Warwick Potter conducts The University of Queensland Symphony Orchestra in a program celebrating American composers. The UQ Chorale will collaborate with invited secondary schools in a performance of Bernstein's Chichester Psalms. Liam Viney is the soloist in Gershwin's ever-popular Rhapsody in Blue. Works by Adams, Barber, and Copland complete this rhythmic tour de force.
A free pre-concert lecture will be given by Vincent Plush at 1:00pm.

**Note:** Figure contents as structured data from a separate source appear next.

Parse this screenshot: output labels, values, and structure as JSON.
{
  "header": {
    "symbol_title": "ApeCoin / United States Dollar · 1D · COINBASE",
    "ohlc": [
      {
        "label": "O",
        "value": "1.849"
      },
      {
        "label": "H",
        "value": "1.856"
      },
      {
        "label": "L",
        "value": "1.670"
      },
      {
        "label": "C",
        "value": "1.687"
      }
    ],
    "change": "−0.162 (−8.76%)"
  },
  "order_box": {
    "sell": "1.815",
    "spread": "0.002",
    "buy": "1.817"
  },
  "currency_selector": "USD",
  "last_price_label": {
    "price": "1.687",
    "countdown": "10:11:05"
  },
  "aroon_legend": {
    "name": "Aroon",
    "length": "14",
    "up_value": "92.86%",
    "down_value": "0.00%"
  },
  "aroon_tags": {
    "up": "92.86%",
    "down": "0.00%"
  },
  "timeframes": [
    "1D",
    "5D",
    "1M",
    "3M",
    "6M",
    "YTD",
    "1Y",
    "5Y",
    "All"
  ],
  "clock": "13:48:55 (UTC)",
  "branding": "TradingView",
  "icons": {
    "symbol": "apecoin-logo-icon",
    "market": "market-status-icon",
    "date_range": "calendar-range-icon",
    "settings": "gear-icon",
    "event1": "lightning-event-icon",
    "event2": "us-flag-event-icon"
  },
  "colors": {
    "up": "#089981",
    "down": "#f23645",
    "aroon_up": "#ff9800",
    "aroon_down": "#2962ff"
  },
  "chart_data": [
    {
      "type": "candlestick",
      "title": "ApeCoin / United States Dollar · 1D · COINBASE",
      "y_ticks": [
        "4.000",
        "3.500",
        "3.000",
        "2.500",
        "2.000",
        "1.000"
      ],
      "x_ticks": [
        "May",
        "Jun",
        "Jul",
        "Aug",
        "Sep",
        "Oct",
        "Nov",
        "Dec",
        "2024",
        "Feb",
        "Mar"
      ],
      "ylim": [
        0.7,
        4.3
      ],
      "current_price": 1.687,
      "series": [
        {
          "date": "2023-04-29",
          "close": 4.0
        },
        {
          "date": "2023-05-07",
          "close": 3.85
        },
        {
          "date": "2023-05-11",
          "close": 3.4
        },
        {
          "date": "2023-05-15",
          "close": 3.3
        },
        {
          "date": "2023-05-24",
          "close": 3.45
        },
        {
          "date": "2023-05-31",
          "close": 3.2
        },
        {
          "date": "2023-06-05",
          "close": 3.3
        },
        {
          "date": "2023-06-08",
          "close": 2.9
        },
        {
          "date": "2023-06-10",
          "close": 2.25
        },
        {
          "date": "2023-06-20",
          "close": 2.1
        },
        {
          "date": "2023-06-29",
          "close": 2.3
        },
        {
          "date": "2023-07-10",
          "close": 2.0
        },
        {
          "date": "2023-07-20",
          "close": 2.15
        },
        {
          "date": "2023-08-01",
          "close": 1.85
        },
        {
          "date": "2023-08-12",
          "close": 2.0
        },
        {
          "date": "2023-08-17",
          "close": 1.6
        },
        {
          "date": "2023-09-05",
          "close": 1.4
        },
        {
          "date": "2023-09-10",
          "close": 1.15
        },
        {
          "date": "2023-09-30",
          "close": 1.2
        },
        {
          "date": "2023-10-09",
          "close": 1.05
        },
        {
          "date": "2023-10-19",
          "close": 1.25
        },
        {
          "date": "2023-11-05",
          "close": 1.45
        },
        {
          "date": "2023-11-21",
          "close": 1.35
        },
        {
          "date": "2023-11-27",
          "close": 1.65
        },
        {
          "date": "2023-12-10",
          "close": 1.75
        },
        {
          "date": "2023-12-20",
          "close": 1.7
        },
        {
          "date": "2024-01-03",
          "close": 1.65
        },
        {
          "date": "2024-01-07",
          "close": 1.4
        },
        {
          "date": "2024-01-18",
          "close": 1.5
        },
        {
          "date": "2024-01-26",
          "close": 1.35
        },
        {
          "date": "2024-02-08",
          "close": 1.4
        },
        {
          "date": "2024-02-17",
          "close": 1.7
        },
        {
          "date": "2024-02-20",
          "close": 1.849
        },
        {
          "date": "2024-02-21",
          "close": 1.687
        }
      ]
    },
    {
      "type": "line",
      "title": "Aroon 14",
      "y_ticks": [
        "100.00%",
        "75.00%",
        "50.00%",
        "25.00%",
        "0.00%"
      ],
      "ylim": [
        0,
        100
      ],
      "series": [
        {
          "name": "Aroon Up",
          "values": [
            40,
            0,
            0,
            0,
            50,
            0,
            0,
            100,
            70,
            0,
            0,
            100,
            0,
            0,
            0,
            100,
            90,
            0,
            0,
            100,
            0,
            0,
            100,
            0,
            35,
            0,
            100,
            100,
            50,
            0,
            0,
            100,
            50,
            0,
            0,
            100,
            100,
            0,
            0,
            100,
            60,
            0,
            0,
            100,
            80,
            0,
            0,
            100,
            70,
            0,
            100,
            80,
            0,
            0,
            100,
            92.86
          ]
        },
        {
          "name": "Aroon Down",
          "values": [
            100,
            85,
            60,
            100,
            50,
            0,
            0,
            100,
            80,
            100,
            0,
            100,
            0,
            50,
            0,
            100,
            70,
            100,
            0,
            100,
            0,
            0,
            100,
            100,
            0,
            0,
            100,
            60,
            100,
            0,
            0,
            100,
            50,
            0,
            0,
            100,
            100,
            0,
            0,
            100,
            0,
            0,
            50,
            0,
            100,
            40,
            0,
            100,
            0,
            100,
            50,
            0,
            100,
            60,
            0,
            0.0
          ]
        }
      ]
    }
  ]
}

Presented as part of the 4MBS Festival of Classics 2019
FEATURING:
The University of Queensland Symphony Orchestra
The University of Queensland Chorale
Ambrose Treacy College
Canterbury College
Mt St Michael's College
Conductors – Dr Warwick Potter & Shing Him Chan
Piano Soloist – Liam Viney
Soprano Soloist - Miles Le Goullon
I. Buckaroo Holiday
II. Corral Nocturne
III. Saturday Night Waltz
IV. Hoe-Down
The Australian visits this year of two of the contemporary icons of American concert jazz – Wynton Marsalis and the Jazz at Lincoln Center Orchestra, followed by his saxophonist brother Branford, touring this month with the ACO – remind us that jazz is the signature sound and identity of American music. The fusion of symphonic music with ‘syncopated music’ (i.e. jazz) can be recognized in music of the early 20th century, but many historians maintain that American music burst onto the concert stage on 13th February 1924. That afternoon, on Abraham Lincoln’s birthday, the renowned band leader Paul Whiteman presented ‘an educational event’ in the Aeolian Hall entitled “Experiment in Modern Music”. Whiteman wanted to show his standing-room-only audience – among its number were John Philip Sousa, Rachmaninov, Stravinsky, Fritz Kreisler and Leopold Stokowski – that jazz should be regarded as a serious and sophisticated art form. The climax of the program was a new work composed and played by the 34-year-old George Gershwin. The ‘king of Broadway’ had barely five weeks to create his Rhapsody in Blue. The piano part was largely improvised, and the notorious clarinet glissando at the opening was a joke on the part of the clarinettist. The work was a sensation and set Gershwin off as a composer who had successfully married the Broadway stage and the concert hall. In so doing, it opened the door for successive generations of ‘serious’ American composers – from Aaron Copland, to Leonard Bernstein, to John Adams, to the Marsalis clan – to draw on jazz elements in their own works. A century later, we see that George Gershwin’s Rhapsody had given voice to a new music of ‘the American century’.